Characterization of CAF clusters in 4T1 mammary tumors. Violin plots showing the expression of Ly6c1^high (A) and α-SMA^high (B) cluster markers in all clusters except the dividing/cycling cells. (C) Heatmap depicting the expression profiles of growth factors and immune/inflammatory signaling mediators differentially expressed between CAF subpopulations. (D) Dot plots showing the expression of selected immune/inflammatory signaling molecules enriched in Ly6c1^high CAFs and growth factors enriched in α-SMA^high CAFs. Dot size represents the fraction of cells expressing a specific marker in a particular cluster and intensity of color indicates the average expression in that cluster. (E) Violin plots showing the expression of selected markers enriched in Crabp1^high CAFs. (F) Dot plots showing the expression of selected markers of Cd74^high CAFs. Dot size represents the fraction of cells expressing a specific marker in a particular cluster and intensity of color indicates the average expression in that cluster.

Figure 4

Characterization of CAF subtypes in murine PDAC. (A) UMAP plot showing various CAF subtypes identified in PDAC tumors from KPC mice. (B) Expression of commonly used CAF markers in KPC-derived PDAC CAFs. (C) Dot plot showing the expression of selected markers of Ly6c1^high CAFs (iCAFs) and α-SMA^high CAFs (myCAFs) in KPC-derived PDAC CAFs. Dot size represents the fraction of cells expressing a specific marker in a particular cluster and intensity of color indicates the average expression in that cluster. (D) Violin plots showing the expression of Cd74^high CAF (apCAFs) markers in KPC-derived CAFs (cluster identities on X-axis). (E) CAF subtypes identified in subcutaneous mT3 tumors. (F) Expression of commonly used CAF markers in mT3 tumor-derived CAFs. (G) Dot plot showing the expression of selected iCAF and myCAF markers in mT3-derived CAFs.

Figure 5

Characterization of normal tissue-resident fibroblasts. (A) UMAP plot showing various fibroblast subtypes identified in normal mammary fat pad. (B) Expression of commonly used fibroblast/CAF markers in mammary fat pad-derived fibroblast subtypes (C) Dot plot showing the expression of selected iCAF markers in mammary fat pad-derived fibroblast subtypes.

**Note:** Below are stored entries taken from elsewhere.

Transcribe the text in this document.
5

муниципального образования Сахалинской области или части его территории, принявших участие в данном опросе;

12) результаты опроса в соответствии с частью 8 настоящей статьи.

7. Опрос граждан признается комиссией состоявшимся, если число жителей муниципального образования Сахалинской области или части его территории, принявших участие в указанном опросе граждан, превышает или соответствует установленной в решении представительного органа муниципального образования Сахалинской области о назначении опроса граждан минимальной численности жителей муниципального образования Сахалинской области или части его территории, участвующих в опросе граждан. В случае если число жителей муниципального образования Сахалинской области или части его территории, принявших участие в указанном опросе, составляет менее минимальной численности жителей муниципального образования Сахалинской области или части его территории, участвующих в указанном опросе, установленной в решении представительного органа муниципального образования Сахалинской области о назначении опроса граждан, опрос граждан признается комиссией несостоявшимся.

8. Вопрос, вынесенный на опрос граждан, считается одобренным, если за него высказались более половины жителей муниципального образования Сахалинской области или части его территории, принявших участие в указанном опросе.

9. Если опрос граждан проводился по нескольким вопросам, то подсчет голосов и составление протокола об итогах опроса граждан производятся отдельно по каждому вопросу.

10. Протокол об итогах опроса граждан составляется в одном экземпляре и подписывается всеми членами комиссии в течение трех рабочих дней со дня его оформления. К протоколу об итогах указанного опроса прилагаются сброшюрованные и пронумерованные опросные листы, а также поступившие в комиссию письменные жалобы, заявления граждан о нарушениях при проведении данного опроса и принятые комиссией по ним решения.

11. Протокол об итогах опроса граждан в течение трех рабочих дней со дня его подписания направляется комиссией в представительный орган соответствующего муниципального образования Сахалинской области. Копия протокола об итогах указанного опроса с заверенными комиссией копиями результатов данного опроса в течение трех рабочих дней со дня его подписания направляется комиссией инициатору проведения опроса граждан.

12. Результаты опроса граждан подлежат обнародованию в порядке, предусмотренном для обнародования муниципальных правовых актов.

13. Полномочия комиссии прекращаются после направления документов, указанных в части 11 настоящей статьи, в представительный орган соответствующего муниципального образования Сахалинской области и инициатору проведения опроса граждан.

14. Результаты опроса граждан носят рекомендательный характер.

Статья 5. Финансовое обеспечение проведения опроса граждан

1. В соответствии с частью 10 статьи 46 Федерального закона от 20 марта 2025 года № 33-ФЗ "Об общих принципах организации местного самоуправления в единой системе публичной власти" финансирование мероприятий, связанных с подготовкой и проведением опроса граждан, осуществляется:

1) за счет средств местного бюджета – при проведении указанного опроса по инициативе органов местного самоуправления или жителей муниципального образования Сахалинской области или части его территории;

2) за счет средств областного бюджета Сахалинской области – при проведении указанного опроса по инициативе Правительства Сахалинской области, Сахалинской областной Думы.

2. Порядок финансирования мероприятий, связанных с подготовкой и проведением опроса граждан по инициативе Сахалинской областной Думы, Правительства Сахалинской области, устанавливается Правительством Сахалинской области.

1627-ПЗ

Dot size represents the fraction of cells expressing a specific marker in a particular cluster and intensity of color indicates the average expression in that cluster. (D) Feature plot showing the expression of Ly6c1, Acta2 and Cd74 in mammary fat pad-derived fibroblasts. (E) Violin plot showing the expression of matrix degrading enzymes in mammary fat pad-derived fibroblast subtypes (cluster identity on X-axis). (F) UMAP plot showing various fibroblast subtypes identified in normal pancreas. (G) Expression of commonly used fibroblast/CAF markers in normal pancreas-derived fibroblasts. (H) Feature plot showing the expression of Ly6c1, Acta2 and Cd74 in pancreas-derived fibroblasts. (I) Dot plot showing the expression of selected iCAF markers in pancreas-derived fibroblast subtypes Dot size represents the fraction of cells expressing a specific marker in a particular cluster and intensity of color indicates the average expression in that cluster. (J) Violin plots showing the expression of Cd74^high CAF (apCAFs) markers in pancreas-derived fibroblasts subtypes.

Figure 6

Inflammatory fibroblasts and MHC class II-expressing fibroblasts in mammary tumors and naïve mammary fat pad. Flow cytometry plots identifying viable (7AAD−) CD90.2+/CD90.1−/CD45− fibroblasts derived from (A) tumor or (B) naïve mammary fat pad (MFP). (C) Bar graph of Thy1+ fibroblast abundance in tumor and MFP. Flow cytometry plots identifying Ly6c1^high subpopulations from all Thy1⁺ fibroblasts in the tumor (D) and (E) MFP. (F) Bar graph of Ly6c1^high subpopulations abundance in the tumor and MFP. Flow cytometry plots identifying MHC class II-expressing subpopulations from all Thy1+ fibroblasts in the tumor (G) and (H) MFP. (I) Bar graph showing the abundance of MHC class II -expressing subpopulation in the tumor and MFP. n = 5–6 performed in two independent experiments. Errors bars denote SD. **** p < 0.0001, not significant (ns) p > 0.005.